Brief on Appeal


94 A.D.2d 667, 462 N.Y.S.2d 609

Supreme Court, Appellate Division, First Department, New York

In the Matter of Barbara McVey, Appellant,
v.
Marshall Papier, Respondent

May 19, 1983

Order of the Family Court, Bronx County (Kram, J.), dated March 14, 1980, affirmed, without costs.

A review of the evidence leads to the conclusion, as found by the Trial Judge, that paternity was not established.
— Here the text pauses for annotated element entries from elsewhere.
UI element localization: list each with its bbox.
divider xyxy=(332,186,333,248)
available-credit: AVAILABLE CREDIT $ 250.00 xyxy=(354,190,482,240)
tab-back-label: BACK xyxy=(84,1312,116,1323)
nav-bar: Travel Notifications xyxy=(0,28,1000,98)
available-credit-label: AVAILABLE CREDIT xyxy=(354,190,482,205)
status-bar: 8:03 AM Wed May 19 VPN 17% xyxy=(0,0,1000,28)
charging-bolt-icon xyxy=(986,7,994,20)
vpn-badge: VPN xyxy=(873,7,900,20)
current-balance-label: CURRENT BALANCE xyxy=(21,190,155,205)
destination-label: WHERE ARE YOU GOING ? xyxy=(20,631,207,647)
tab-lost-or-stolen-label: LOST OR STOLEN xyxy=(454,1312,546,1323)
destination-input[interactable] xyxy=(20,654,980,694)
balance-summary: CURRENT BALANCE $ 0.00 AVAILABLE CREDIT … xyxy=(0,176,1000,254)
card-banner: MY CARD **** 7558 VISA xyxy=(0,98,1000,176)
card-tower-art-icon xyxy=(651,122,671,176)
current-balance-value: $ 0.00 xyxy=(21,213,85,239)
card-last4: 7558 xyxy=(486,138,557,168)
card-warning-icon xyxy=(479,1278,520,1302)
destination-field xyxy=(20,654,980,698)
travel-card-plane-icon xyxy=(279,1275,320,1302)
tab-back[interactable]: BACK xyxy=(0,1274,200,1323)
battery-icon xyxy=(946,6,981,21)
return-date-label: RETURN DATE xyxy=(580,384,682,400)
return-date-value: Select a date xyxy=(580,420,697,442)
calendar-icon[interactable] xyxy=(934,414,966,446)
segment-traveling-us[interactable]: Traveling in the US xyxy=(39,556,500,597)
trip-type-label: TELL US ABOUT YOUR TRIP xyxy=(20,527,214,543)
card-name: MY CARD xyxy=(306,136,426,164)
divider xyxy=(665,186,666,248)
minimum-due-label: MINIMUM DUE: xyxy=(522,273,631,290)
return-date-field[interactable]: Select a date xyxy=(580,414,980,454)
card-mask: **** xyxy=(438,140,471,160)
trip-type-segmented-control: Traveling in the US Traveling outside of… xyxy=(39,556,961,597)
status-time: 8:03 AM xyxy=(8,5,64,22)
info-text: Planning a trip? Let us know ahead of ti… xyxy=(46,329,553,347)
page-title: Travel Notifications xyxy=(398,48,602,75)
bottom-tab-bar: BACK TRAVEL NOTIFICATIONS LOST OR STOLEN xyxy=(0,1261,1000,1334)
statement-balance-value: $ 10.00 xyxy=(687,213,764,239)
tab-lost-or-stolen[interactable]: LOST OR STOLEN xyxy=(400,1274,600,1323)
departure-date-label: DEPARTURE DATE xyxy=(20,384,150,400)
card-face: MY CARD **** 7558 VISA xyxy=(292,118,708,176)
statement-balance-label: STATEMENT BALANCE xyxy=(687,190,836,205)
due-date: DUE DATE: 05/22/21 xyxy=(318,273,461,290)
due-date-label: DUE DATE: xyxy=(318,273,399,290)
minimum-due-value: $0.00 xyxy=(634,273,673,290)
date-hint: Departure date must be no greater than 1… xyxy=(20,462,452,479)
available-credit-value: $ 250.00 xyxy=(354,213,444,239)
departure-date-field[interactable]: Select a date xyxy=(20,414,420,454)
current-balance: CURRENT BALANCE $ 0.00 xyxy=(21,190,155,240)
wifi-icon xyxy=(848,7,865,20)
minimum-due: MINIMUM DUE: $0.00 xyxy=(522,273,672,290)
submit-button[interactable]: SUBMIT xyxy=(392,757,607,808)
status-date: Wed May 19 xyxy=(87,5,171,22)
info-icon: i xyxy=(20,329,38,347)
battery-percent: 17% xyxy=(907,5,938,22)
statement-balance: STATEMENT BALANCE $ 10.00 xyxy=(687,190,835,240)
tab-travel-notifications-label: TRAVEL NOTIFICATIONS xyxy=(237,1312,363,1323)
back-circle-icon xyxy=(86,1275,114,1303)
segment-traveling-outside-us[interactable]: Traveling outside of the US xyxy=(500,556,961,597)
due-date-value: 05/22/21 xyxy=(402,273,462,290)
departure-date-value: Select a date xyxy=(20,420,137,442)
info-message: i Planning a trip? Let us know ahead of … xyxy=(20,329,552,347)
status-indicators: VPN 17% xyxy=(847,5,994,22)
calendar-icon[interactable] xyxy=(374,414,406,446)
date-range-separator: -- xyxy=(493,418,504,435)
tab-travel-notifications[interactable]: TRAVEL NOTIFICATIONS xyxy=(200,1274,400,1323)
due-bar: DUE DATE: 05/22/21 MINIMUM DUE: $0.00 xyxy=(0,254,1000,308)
Concur — Kupferman, J. P., Sandler, Silverman and
Bloom, JJ.

Asch, J., dissents in a memorandum as follows:

OPINION OF THE COURT

Asch, J.

I am motivated to dissent in this case not only because an accurate resolution of the issue of paternity is so important to the parties and the infant herein but also because of the ripple of consequences which flows in its wake. The human leukocyte antigen (HLA) test now affords the technological possibility of determining paternity to a 95% certainty. The HLA technique was available at the time that the matter was heard in the Family Court even though it was not expressly made admissible by statute until March of 1981. While the proceeding was still pending in the Family Court, both parties were amenable to the administration of blood-grouping tests including the HLA. The consequences of not ascertaining paternity as accurately as possible are too serious to permit the date of the actual enactment of the law to stand as a technical bar to the employment of the HLA test.